Before 1939, we celebrated great battlefield victories. After 1939, we learned to celebrate the quiet, gruelling valour of those who pushed on with civilian life, despite the horrors they had seen and the horror they saw in the eyes of those shocked by their burned bodies.

‘Those first sorties into the world outside the hospital were painful,’ remembered Bill Simpson. ‘Without hands, for instance, it was embarrassing to have someone pouring beer down your throat, wiping your mouth, blowing your nose, handling your money. It was even more embarrassing to have to make for the gentlemen’s cloakroom in pairs.’

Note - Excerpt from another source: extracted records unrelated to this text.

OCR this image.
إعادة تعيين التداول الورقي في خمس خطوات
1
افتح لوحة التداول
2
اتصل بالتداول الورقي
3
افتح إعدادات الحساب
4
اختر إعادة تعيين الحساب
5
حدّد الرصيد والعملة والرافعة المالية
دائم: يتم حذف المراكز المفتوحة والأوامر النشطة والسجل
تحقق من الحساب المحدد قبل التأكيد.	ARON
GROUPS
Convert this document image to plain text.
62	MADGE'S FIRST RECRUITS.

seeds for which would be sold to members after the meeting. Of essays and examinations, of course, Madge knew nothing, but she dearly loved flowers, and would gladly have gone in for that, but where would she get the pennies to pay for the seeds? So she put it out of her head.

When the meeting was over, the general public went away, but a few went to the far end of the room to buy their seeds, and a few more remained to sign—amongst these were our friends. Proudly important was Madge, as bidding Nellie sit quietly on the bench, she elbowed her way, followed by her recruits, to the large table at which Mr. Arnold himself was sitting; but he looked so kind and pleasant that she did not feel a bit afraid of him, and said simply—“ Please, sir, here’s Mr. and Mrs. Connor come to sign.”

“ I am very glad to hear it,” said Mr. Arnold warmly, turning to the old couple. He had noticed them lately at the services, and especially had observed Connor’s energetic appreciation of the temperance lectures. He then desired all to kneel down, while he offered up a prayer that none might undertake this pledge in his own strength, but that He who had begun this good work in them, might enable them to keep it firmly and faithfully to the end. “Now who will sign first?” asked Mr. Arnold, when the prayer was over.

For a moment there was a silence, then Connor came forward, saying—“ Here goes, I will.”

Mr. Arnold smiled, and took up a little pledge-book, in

‘Before 1940,’ writes Mayhew, ‘the Armed Forces contained their most disfigured casualties away from the public gaze.’

GUINEA PIG CLUB by Emily Mayhew (Greenhill £17.99, 240 pp)

However, Archibald McIndoe changed that: he made sure that his patients were treated with warmth and dignity by the people of East Grinstead.

His Guinea Pigs were served in cafes, invited to dances and billeted in local houses.

The community was considered so therapeutic that patients were actively discouraged from going home sooner than necessary.

McIndoe fought, too, for the employment rights of his patients. Prior to the war, the convalescent period was restricted to 90 days with full pay, after which the patient had to return to active service or leave the RAF.

This rule was quickly scrapped and, eventually, officers undergoing plastic surgery remained on full pay until the end of their treatment.

McIndoe also refused to give his patients the regulation Convalescent Blue uniforms, encouraging them to dress in regular uniform in acknowledgement of the battle that they were still fighting.

Many Guinea Pigs did return to active service — Geoffrey Page among them. After two years of treatment, he headed back into combat, determined to shoot down an enemy plane for every one of his 15 major operations.

At his funeral in August 2000, Air Chief Marshal Sir Christopher Foxlee-Norris declared: ‘Even by the Battle of Britain standards, he was the bravest of the brave.’